LACs do tend to have more limited course offerings than large RUs across many majors, not just CS. That’s “a feature not a bug” if you want to emphasize breadth not depth. Especially if your college has heavy distribution/core requirements and prerequisites, you won’t be left with too much room to specialize anyway. But if you do want to do that and you’re allowed to place out of many elementary/intermediate courses, then yes, you may prefer a big research university.

@doschicos - here is the latest one (2016). https://www.amherst.edu/system/files/media/LoebCenter_AnnualReport_2015-16.pdf

This is graduates by outcomes, 2016: https://www.amherst.edu/system/files/media/FY17%2520Career%2520Center%2520First%2520Destination_FINAL_3%25202%252017.pdf - financial services is by far the most popular job that year, but 8% of students went into “Comp Sci and IT”. Amherst is a lot closer to Wall St than Silicon Valley.

Nonetheless,Google tops the list of “Top Employers by Number of Amherst Employees”.

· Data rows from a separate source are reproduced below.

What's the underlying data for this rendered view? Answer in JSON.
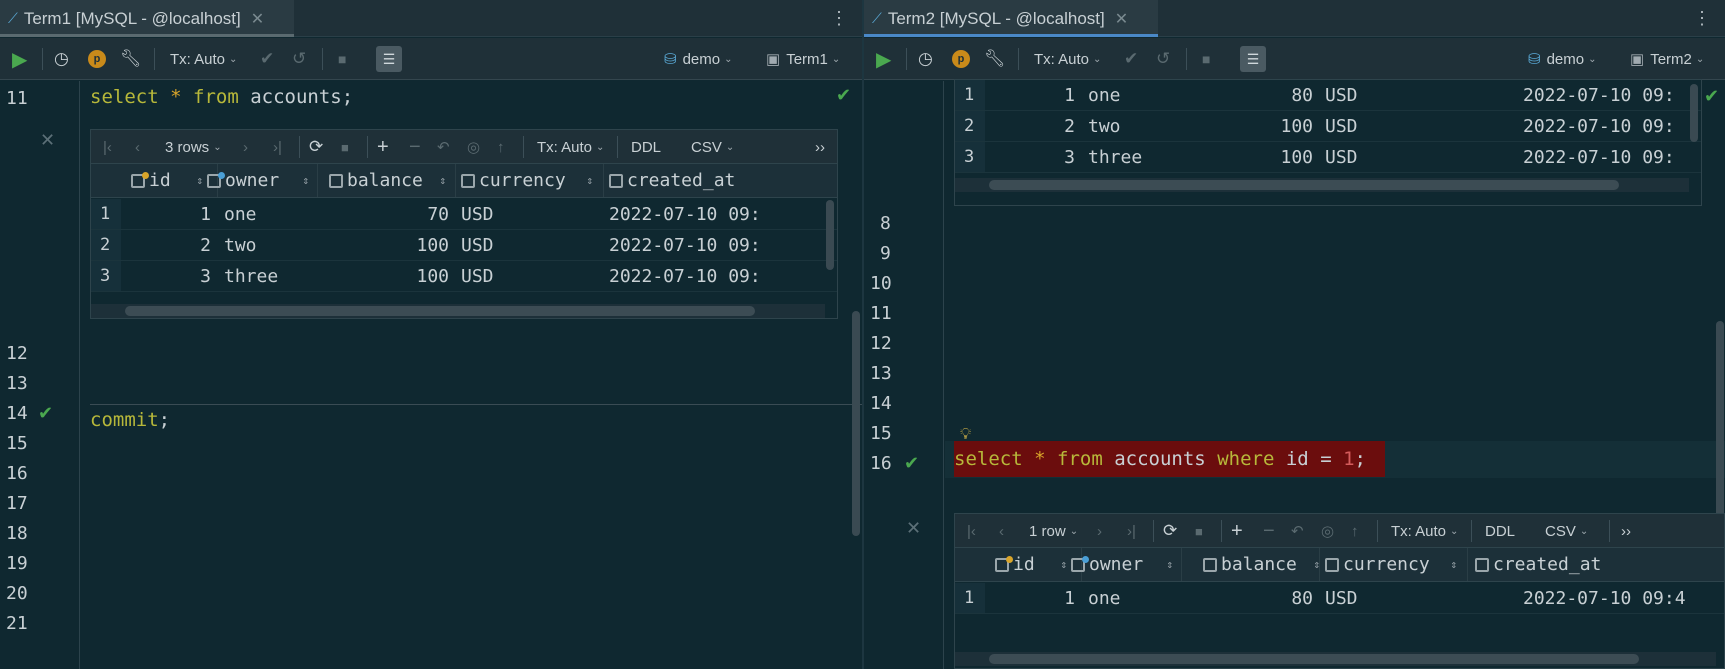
{
  "left": {
    "tab": {
      "title": "Term1 [MySQL - @localhost]"
    },
    "toolbar": {
      "tx": "Tx: Auto",
      "schema": "demo",
      "session": "Term1"
    },
    "lines": {
      "n11": "11",
      "n12": "12",
      "n13": "13",
      "n14": "14",
      "n15": "15",
      "n16": "16",
      "n17": "17",
      "n18": "18",
      "n19": "19",
      "n20": "20",
      "n21": "21"
    },
    "code": {
      "l11_kw1": "select",
      "l11_star": "*",
      "l11_kw2": "from",
      "l11_rest": "accounts;",
      "l14_kw": "commit",
      "l14_rest": ";"
    },
    "result": {
      "rows_label": "3 rows",
      "tx": "Tx: Auto",
      "ddl": "DDL",
      "csv": "CSV",
      "more": "››",
      "columns": [
        "id",
        "owner",
        "balance",
        "currency",
        "created_at"
      ],
      "rows": [
        {
          "n": "1",
          "id": "1",
          "owner": "one",
          "balance": "70",
          "currency": "USD",
          "created_at": "2022-07-10 09:"
        },
        {
          "n": "2",
          "id": "2",
          "owner": "two",
          "balance": "100",
          "currency": "USD",
          "created_at": "2022-07-10 09:"
        },
        {
          "n": "3",
          "id": "3",
          "owner": "three",
          "balance": "100",
          "currency": "USD",
          "created_at": "2022-07-10 09:"
        }
      ]
    }
  },
  "right": {
    "tab": {
      "title": "Term2 [MySQL - @localhost]"
    },
    "toolbar": {
      "tx": "Tx: Auto",
      "schema": "demo",
      "session": "Term2"
    },
    "lines": {
      "n8": "8",
      "n9": "9",
      "n10": "10",
      "n11": "11",
      "n12": "12",
      "n13": "13",
      "n14": "14",
      "n15": "15",
      "n16": "16"
    },
    "top_result": {
      "rows": [
        {
          "n": "1",
          "id": "1",
          "owner": "one",
          "balance": "80",
          "currency": "USD",
          "created_at": "2022-07-10 09:"
        },
        {
          "n": "2",
          "id": "2",
          "owner": "two",
          "balance": "100",
          "currency": "USD",
          "created_at": "2022-07-10 09:"
        },
        {
          "n": "3",
          "id": "3",
          "owner": "three",
          "balance": "100",
          "currency": "USD",
          "created_at": "2022-07-10 09:"
        }
      ]
    },
    "code": {
      "l16_kw1": "select",
      "l16_star": "*",
      "l16_kw2": "from",
      "l16_t": "accounts",
      "l16_kw3": "where",
      "l16_col": "id",
      "l16_eq": "=",
      "l16_num": "1",
      "l16_semi": ";"
    },
    "result": {
      "rows_label": "1 row",
      "tx": "Tx: Auto",
      "ddl": "DDL",
      "csv": "CSV",
      "more": "››",
      "columns": [
        "id",
        "owner",
        "balance",
        "currency",
        "created_at"
      ],
      "rows": [
        {
          "n": "1",
          "id": "1",
          "owner": "one",
          "balance": "80",
          "currency": "USD",
          "created_at": "2022-07-10 09:4"
        }
      ]
    }
  },
  "colors": {
    "accent_tab": "#4a88c7",
    "keyword": "#b7b83a",
    "run": "#4aa84f",
    "error_highlight": "#6b0d0d"
  }
}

“Where grads are working” measures like this are tricky for CS since students who major in something else also go work for these companies. One student my D knew at Amherst went to Google (she had that offer before senior year) but she majored in biochemistry

Amherst is not known as one of the top CS LACs but it seems its grads do OK. The whole issue bears a closer look if you think a LAC will suit you in general.

Amherst does have an advantage in that cross registration with nearby UMass allows a CS major to take additional CS courses that may not be offered at Amherst.